I have a function $f:[-1,1]\rightarrow\mathbb{R}$ which can derives twice and I have $f(0)=0$ and $f(-1)+f(1)>0$. I want to prove that exists $x_0\in(-1,1)$ for which is true that: $$f''(x_0)>\frac{1}{2}(f(-1)+f(1))$$
So, using the Mean Value Theorem (in $f$) I get that:
- exists $x_1\in(-1,0)$ for which is true that $f'(x_1)=-f(-1)$
- exists $x_2\in(0,1)$ for which is true that $f'(x_2)=f(1)$
Now, using again the Mean Value Theorem (in $f'$) I get that: exists $x\in(x_1,x_2)$ for which is true that: $$f''(x)=\frac{f(1)+f(-1)}{x_2-x_1}>0$$ But how can I prove the thing that I want?

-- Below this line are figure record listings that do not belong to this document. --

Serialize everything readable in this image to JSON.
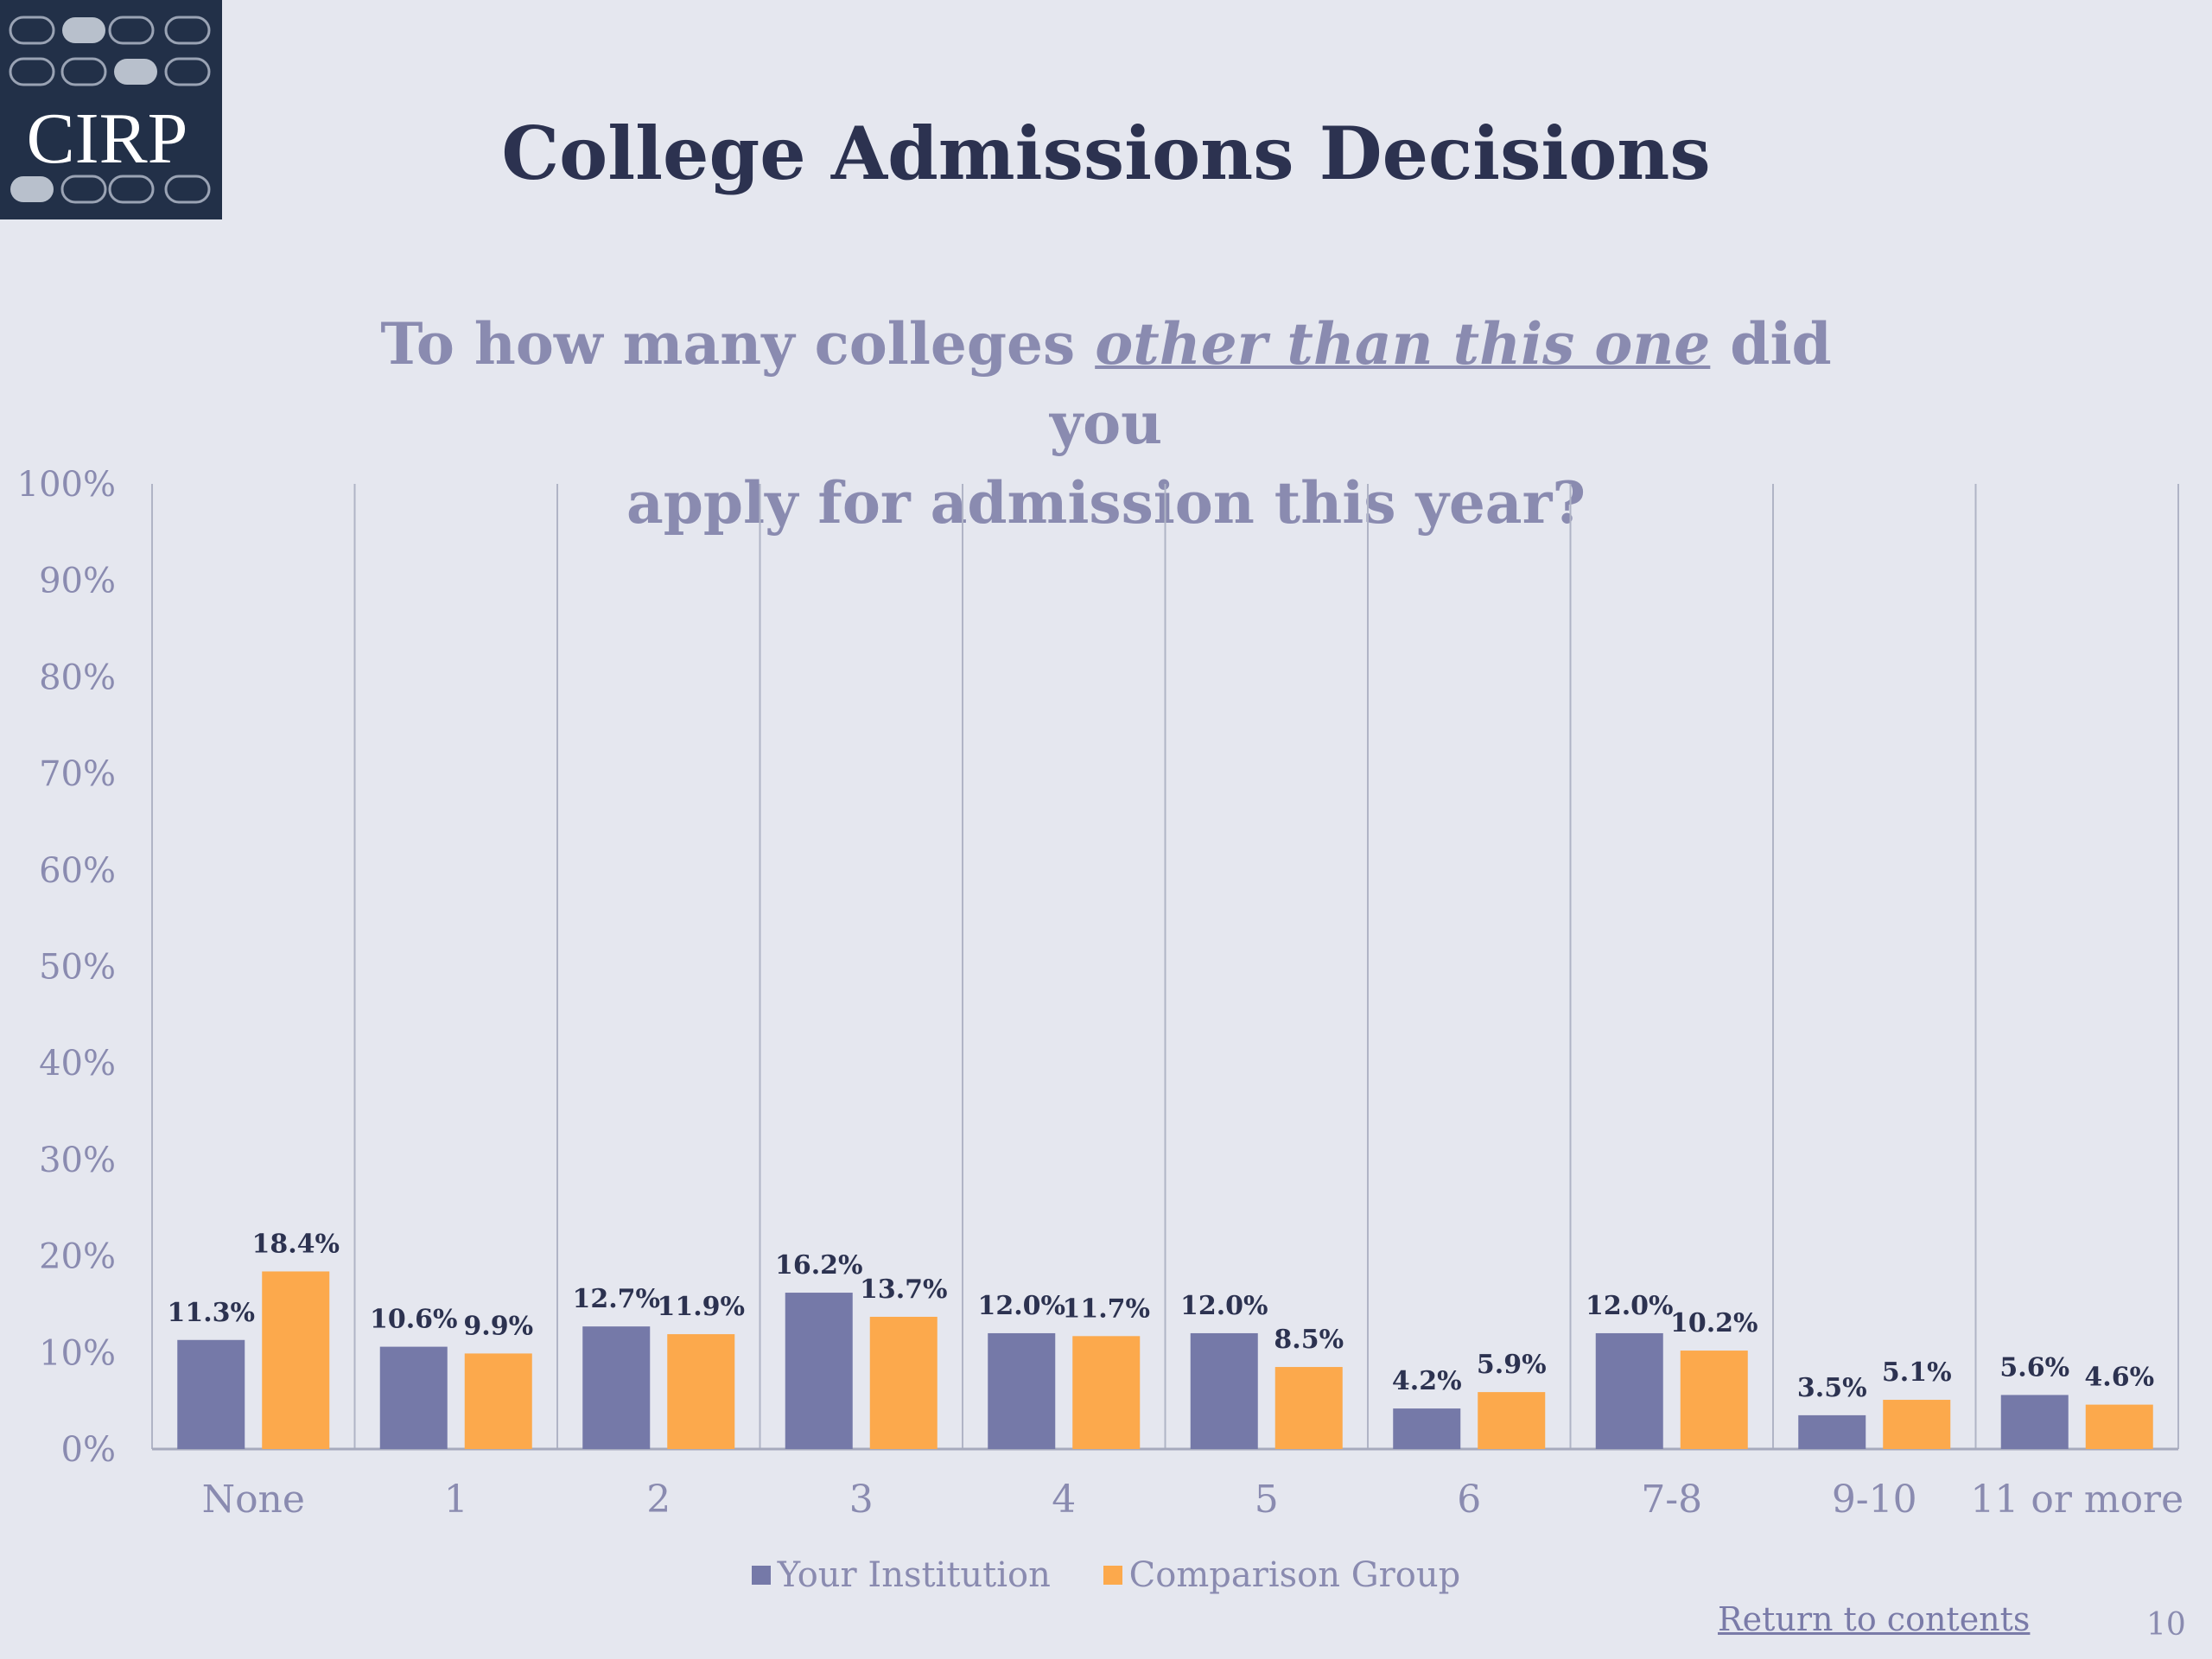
{
  "logo": {
    "text": "CIRP"
  },
  "slide": {
    "title": "College Admissions Decisions",
    "question_pre": "To how many colleges ",
    "question_em": "other than this one",
    "question_mid": " did you",
    "question_post": "apply for admission this year?",
    "return_link": "Return to contents",
    "page_number": "10"
  },
  "colors": {
    "your_institution": "#7579a8",
    "comparison_group": "#fca94c"
  },
  "chart_data": {
    "type": "bar",
    "categories": [
      "None",
      "1",
      "2",
      "3",
      "4",
      "5",
      "6",
      "7-8",
      "9-10",
      "11 or more"
    ],
    "series": [
      {
        "name": "Your Institution",
        "values": [
          11.3,
          10.6,
          12.7,
          16.2,
          12.0,
          12.0,
          4.2,
          12.0,
          3.5,
          5.6
        ]
      },
      {
        "name": "Comparison Group",
        "values": [
          18.4,
          9.9,
          11.9,
          13.7,
          11.7,
          8.5,
          5.9,
          10.2,
          5.1,
          4.6
        ]
      }
    ],
    "data_labels": [
      [
        "11.3%",
        "10.6%",
        "12.7%",
        "16.2%",
        "12.0%",
        "12.0%",
        "4.2%",
        "12.0%",
        "3.5%",
        "5.6%"
      ],
      [
        "18.4%",
        "9.9%",
        "11.9%",
        "13.7%",
        "11.7%",
        "8.5%",
        "5.9%",
        "10.2%",
        "5.1%",
        "4.6%"
      ]
    ],
    "yticks": [
      "0%",
      "10%",
      "20%",
      "30%",
      "40%",
      "50%",
      "60%",
      "70%",
      "80%",
      "90%",
      "100%"
    ],
    "ylim": [
      0,
      100
    ],
    "legend": "bottom",
    "grid": "vertical category separators"
  }
}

Put $g(x)=\frac{f(x)+f(-x)}{2}$, with $x\in [0,1]$. We have $g(0)=0$, $g(1)=\frac{f(1)+f(-1)}{2}$, hence there exists $c\in (0,1)$ such that $g(1)=g(1)-g(0)=g^{\prime}(c)$. Now $2g^{\prime}(c)=f^{\prime}(c)-f^{\prime}(-c)=2cf^{\prime\prime}(d)$, with $-c<d<c$, hence $\frac{f(1)+f(-1)}{2}=cf^{\prime\prime}(d)$. Now as $\frac{f(1)+f(-1)}{2}>0$ and $c>0$, we have $f^{\prime\prime}(d)>0$, and as $c<1$, we get $\frac{f(1)+f(-1)}{2}<f^{\prime\prime}(d)$.